同一労働同一賃金に関する最高裁判決
6月1日、同一労働同一賃金に関する2つの事件で、最高裁判決がでました。
定年後に継続再雇用された人(嘱託乗務員)が、定年前と仕事内容が変わらないのに給与が減額になるのは不当だと訴え事件、最高裁は、給与や一部の手当てを支給しないのは不合理でないと判断しました。

同一労働同一賃金に関する法律は、現在もあります。

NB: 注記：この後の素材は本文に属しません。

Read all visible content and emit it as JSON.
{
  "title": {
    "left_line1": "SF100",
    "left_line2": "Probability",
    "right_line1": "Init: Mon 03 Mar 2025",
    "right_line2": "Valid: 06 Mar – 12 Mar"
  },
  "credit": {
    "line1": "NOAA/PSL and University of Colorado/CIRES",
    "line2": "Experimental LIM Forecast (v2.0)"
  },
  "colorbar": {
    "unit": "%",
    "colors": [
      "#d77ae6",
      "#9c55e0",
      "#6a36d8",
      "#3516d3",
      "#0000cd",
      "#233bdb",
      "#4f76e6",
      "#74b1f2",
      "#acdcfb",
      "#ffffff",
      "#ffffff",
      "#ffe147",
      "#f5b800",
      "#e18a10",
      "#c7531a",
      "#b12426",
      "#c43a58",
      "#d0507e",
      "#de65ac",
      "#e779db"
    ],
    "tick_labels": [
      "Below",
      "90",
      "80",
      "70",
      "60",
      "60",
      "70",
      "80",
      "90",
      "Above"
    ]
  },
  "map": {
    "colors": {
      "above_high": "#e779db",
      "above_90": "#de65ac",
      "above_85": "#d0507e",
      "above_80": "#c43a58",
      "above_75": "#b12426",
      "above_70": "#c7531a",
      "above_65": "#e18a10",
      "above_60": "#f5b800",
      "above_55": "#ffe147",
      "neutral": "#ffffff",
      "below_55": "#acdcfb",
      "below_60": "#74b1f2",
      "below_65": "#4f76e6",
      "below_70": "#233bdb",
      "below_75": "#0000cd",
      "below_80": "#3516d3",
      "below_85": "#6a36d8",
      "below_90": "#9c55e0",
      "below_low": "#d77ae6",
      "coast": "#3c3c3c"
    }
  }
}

労働契約法第20条では、非正規社員と正規社員の労働条件の格差について、以下の3点を考慮して、不合理であってはならないとしています。

一 業務の内容及び当該業務に伴う責任の程度
二 一の内容及び配置の変更の範囲(転勤など)
三 その他の事情
最高裁は、本事件で一と二は同じであるが
ア 正社員は定年までの長期雇用が前提。再雇用者は定年までの賃金が支給されている。
イ 老齢厚生年金の支給が予定されている
ことを上げ、アとイが上記の「三 その他の事情」にあたるとしています。

ただ、「いくらでも減額してい」わけではありません。本事件では
・原告三人は正社員より2〜12%少ない程度
・老齢厚生年金の報酬比例部分の支給開始まで2万円の調整手当を支給している
ことなど総合考慮すると、「労働条件の相違は不合理とは言えない。」としています。

また、手当については、項目ごとに趣旨が異なるので、不合理かどうかは趣旨を個別に考慮する としています。個別の手当の支給要件に照らし合わせて判断するということです。
精勤手当については、正社員と嘱託乗務員の職務内容が同一である以上、嘱託乗務員のみに支給しないのは不合理だとしています。
同じ日に出た別の最高裁判決でも、職務内容が同一であるのに、非正規社員ということを理由に通勤手当、作業手当、無事故手当、給食手当を支給しないのは不合理だとしています。
住宅手当については、転勤の有無を判断材料に、非正規社員に支給しないのは不合理ではないとしています。